CC Sabathia’s recent struggles are causing concern for Yankee fans.
In his last three starts, the usually durable Sabathia has posted a 0-2 record with a 10.93 ERA, allowing opposing hitters to hit .388 against him. According to baseballanalytics.org, only Josh Johnson of the Blue Jays has a higher ERA (12.51 ERA) and Joe Saunders of the Seattle Mariners has allowed a higher batting average (.400) than Sabathia since July 14th.
Sure, it is only a small example, but looking at Sabathia’s total numbers this season, they aren’t the dominant numbers that Yankee fans are accustomed to see.
Of course the Yankees sit in fourth place and have dealt with a bunch of injuries this season, but is it time we look and admit that CC is starting to wear down a bit?
The answer is yes.
In his illustrious 13 year career, Sabathia has picked up 200 wins and counting, pitching in 2711.1 major league innings. After pitching for so long, you have to expect that a pitcher’s velocity is going to start to go down, and slowly we see that happening with Sabathia.
Going back to July 2011, Sabathia’s fastball was averaging 94.3 mph. Back then he was able to pull back and put a little more on his fastball, which was crucial in helping him get big outs in key situations.
Looking to July 2013, his fastball has lost some life, only averaging 92.2 mph with one pitch going over 94 mph. Now, it’s becoming a problem for Sabathia, as he can’t go to that dominating fastball to blow hitters away.
Do these facts mean that Sabathia is finished and has nothing left in the tank?
The key to Sabathia turning things around is to make adjustments. He has to understand that now he has to become more of a pitcher, where in the past he was a thrower who was overpowering to most hitters.
A perfect example of a left-handed pitcher who was able to get batters out without an overpowering fastball was Braves Hall of Famer Tom Glavine. Like Sabathia is currently going through, Glavine lost velocity on his fastball as well. Glavine was able to throw hitters off with a great circle-changeup, and also had great control with locating his pitches.

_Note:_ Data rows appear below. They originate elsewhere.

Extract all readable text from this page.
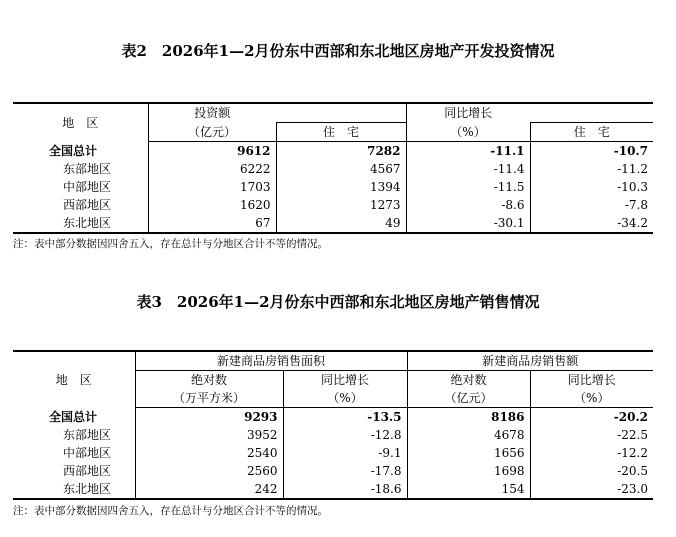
表2　2026年1—2月份东中西部和东北地区房地产开发投资情况
地　区	投资额		同比增长	
	（亿元）	住　宅	（%）	住　宅
全国总计	9612	7282	-11.1	-10.7
东部地区	6222	4567	-11.4	-11.2
中部地区	1703	1394	-11.5	-10.3
西部地区	1620	1273	-8.6	-7.8
东北地区	67	49	-30.1	-34.2
注：表中部分数据因四舍五入，存在总计与分地区合计不等的情况。
表3　2026年1—2月份东中西部和东北地区房地产销售情况
地　区	新建商品房销售面积		新建商品房销售额	
	绝对数	同比增长	绝对数	同比增长
	（万平方米）	（%）	（亿元）	（%）
全国总计	9293	-13.5	8186	-20.2
东部地区	3952	-12.8	4678	-22.5
中部地区	2540	-9.1	1656	-12.2
西部地区	2560	-17.8	1698	-20.5
东北地区	242	-18.6	154	-23.0
注：表中部分数据因四舍五入，存在总计与分地区合计不等的情况。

Sabathia won’t be able to get away with many mistakes like he used to, so control comes into play when making adjustments. With his secondary pitches, there is no reason why he can’t continue to pitch well for years to come; it is just a matter of locating them and not making crucial mistakes to the wrong hitters.
With five pitches in his repertoire, Sabathia has a lot of options to work with. When the fastball isn’t there, he can always go to his sinker, which he has used in the past to get out of jams. He also possesses a deadly slider that can break at any point, so it is a very tough pitch to pick up as a hitter, as well as a nice moving breaking ball and a devastating changeup that can throw any hitter off balance.
If CC is able to make the adjustments, the Yankees have to help him out as well.
It is very important that they keep him on a regular scheduled rest, maybe even a few days extra throughout the season. In 2013, Sabathia has made 11 starts on four days’ rest, making him work more in much less days to regroup. Being that he is under contract until 2017, it would be smart for the Yankees to invest in their future and keep him fresh, so that he pitches well for a longer period of time.
So relax Yankees fans, CC Sabathia will get back on track. Everyone is so used to seeing him dominate throughout baseball, and it’s shocking to see a pitcher with so much skill struggle so badly. Once the adjustments are made, get ready to see CC competing at his fullest once again, continuing to cause havoc for major league hitters for a long time.
The adjustments start in August, as CC tries to lift the Yankees back into the playoff chase.